Tal como acontece noutros países, a campanha dos extremistas contra a literatura feminista assenta em mentiras para escandalizar o público, como a da idade dos destinatários destes livros. Por exemplo, afirmam que os professores obrigam as crianças de doze anos a lerem em voz alta as cenas de conteúdo sexual nas aulas, quando na verdade estes livros são de leitura facultativa e para maiores de 16 anos. “Isto afeta de forma terrível a nossa liberdade de expressão porque se trata de ataques coordenados que nos tratam como corruptoras de menores e vão ao ponto de fazerem ameaças”, afirma uma das autoras.
“Se querem ler ficção, que leiam em casa”
“As crianças têm de ler livros para educar. Se querem ler ficção, que leiam em casa”, afirmou Barbara Morelli, a responsável pela fundação que interpôs uma ação judicial contra o responsável pela pasta da Educação em Buenos Aires por “sexualizar menores de idade” ao permitir a inclusão de obras como “Cometierra” no programa educativo dedicado à diversidade.

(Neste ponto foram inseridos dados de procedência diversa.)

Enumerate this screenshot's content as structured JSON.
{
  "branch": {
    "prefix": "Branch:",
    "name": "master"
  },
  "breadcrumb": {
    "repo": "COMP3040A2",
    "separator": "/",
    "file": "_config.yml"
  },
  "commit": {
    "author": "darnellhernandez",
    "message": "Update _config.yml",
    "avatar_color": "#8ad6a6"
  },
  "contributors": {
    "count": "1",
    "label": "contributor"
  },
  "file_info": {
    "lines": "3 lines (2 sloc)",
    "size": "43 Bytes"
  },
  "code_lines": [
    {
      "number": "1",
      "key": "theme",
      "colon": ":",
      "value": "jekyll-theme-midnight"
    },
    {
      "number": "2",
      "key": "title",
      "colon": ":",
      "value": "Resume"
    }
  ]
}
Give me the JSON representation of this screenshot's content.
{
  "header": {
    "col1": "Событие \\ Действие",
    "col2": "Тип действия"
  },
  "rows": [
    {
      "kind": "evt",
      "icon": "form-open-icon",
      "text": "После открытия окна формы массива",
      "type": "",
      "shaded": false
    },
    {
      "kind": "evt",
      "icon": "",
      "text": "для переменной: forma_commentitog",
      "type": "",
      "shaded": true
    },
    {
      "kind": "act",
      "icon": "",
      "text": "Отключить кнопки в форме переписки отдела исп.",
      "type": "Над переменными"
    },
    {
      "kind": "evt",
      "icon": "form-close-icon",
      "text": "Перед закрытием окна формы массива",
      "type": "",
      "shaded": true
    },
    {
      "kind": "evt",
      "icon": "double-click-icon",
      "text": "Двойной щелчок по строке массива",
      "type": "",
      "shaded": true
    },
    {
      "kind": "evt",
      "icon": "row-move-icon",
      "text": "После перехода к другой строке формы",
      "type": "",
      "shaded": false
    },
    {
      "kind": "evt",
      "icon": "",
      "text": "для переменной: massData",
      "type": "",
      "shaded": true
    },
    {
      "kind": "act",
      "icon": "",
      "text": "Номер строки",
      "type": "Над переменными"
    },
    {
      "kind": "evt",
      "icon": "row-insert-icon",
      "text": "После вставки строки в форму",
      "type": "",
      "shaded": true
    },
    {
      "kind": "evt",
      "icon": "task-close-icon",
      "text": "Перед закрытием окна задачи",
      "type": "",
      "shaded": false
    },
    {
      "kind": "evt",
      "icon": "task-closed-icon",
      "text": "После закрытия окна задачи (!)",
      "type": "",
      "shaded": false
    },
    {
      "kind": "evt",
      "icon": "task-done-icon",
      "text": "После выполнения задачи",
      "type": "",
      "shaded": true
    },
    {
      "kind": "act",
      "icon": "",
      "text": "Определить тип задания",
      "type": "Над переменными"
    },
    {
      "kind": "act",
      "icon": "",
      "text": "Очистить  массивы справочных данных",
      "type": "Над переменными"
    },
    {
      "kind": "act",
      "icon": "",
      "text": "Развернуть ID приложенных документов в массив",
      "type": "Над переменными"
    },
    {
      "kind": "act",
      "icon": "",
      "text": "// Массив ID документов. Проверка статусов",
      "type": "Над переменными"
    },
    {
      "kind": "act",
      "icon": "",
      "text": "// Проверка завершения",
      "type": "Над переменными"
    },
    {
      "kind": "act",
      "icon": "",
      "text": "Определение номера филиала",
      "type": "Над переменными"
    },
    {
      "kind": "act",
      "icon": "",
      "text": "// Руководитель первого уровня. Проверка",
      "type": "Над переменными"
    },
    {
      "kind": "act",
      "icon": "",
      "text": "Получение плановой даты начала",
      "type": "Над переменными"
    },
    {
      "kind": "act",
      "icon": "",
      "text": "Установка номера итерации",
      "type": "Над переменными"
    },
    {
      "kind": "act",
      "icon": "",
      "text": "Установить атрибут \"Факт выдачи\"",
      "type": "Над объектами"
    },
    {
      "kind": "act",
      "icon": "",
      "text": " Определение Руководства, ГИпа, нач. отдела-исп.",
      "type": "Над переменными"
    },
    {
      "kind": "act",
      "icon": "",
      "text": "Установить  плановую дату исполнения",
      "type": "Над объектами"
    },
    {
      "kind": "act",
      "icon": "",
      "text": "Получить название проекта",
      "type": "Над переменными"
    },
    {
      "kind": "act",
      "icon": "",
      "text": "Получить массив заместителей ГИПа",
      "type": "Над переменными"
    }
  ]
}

Para contrariar esta campanha, as obras visadas pelos censores de Milei foram lidas coletivamente por 120 autores e autoras argentinas numa sessão solidária realizada há semanas que encheu o Teatro Picadero de Buenos Aires.
Outra consequência involuntária da campanha da ultradireita foi o boom das vendas de “Cometierra” nas livrarias nas últimas semanas, ultrapassando “A Vegetariana” da recém-Prémio Nobel da Literatura Hang Kang. A polémica deu uma nova vida a este livro publicado em 2019 e que conta a história de uma jovem da área metropolitana de Buenos Aires que descobre que consegue comunicar com os mortos ao comer terra. A obra aborda temas como os femicídios, a desigualdade, as ligações familiares e a busca por justiça.